En février dernier, France Culture consacrait un numéro de son émission hebdomadaire Soft Power à la politique culturelle menée à Grenoble sous le mandat d’Éric Piolle. L’émission – titrée La Vague verte des maires écologistes est-elle aussi une vague culturelle ? – se présentait comme un portrait à charge : le maire y était notamment accusé de rompre avec les politiques culturelles héritées de Malraux et de Lang, de gouverner sans concertation avec les partenaires culturels, de se replier sur une forme de localisme, de jouer les pratiques amateurs contre les institutions et d’avoir nommé une adjointe aux cultures ignorante des dossiers. Complétée sur le site de France Culture par un article du journaliste Frédéric Martel, cette émission a mis le feu aux poudres et déclenché une vive polémique à propos de la politique culturelle d’Europe Écologie Les Verts.
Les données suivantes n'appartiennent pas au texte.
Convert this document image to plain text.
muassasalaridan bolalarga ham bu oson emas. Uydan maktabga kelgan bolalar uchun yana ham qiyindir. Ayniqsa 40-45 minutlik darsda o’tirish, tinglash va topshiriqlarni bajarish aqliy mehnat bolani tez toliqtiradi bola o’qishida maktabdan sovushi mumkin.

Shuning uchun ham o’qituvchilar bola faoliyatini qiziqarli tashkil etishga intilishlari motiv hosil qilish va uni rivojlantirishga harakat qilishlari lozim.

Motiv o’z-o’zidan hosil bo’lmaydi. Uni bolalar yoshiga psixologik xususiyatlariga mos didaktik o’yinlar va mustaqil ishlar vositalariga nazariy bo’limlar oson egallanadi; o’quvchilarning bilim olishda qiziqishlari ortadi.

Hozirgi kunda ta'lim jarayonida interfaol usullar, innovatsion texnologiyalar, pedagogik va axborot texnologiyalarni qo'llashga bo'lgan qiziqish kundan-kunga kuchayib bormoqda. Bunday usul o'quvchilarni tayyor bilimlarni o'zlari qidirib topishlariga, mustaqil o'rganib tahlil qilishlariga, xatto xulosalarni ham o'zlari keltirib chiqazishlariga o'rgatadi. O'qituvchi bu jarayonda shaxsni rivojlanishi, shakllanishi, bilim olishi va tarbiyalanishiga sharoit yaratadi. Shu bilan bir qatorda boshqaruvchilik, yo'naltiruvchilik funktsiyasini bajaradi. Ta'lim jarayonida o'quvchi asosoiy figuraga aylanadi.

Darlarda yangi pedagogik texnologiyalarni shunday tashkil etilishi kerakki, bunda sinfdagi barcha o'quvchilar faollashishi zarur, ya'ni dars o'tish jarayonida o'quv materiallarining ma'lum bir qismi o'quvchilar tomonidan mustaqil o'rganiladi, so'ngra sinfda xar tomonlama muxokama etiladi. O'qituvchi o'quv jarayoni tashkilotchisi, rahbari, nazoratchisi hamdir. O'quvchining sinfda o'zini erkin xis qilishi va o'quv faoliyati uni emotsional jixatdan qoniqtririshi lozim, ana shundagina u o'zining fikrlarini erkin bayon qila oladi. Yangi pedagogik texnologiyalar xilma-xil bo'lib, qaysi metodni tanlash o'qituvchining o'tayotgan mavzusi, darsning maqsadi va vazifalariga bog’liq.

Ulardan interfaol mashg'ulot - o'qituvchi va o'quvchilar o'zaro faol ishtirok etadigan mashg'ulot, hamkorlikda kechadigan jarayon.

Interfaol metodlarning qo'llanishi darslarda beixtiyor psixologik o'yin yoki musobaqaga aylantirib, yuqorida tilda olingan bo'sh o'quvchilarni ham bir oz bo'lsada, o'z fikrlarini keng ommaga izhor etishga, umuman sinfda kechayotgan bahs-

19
En mars, cette polémique s’est étendue au monde lyrique, lorsque la mairie EELV de Lyon a pris la décision de diminuer de 500 000 euros la subvention annuelle allouée à son opéra national. En avril, la nouvelle équipe municipale de Bordeaux – toujours EELV – a mis en place une campagne d’affichage dans le cadre de son Forum de la Culture. Deux affiches – arborant les questions Artiste, c’est un métier ? et La culture, ça coûte trop cher ? – ont été reprises sur les réseaux sociaux et perçues comme un coup de poignard par un milieu culturel précarisé par un an de crise sanitaire.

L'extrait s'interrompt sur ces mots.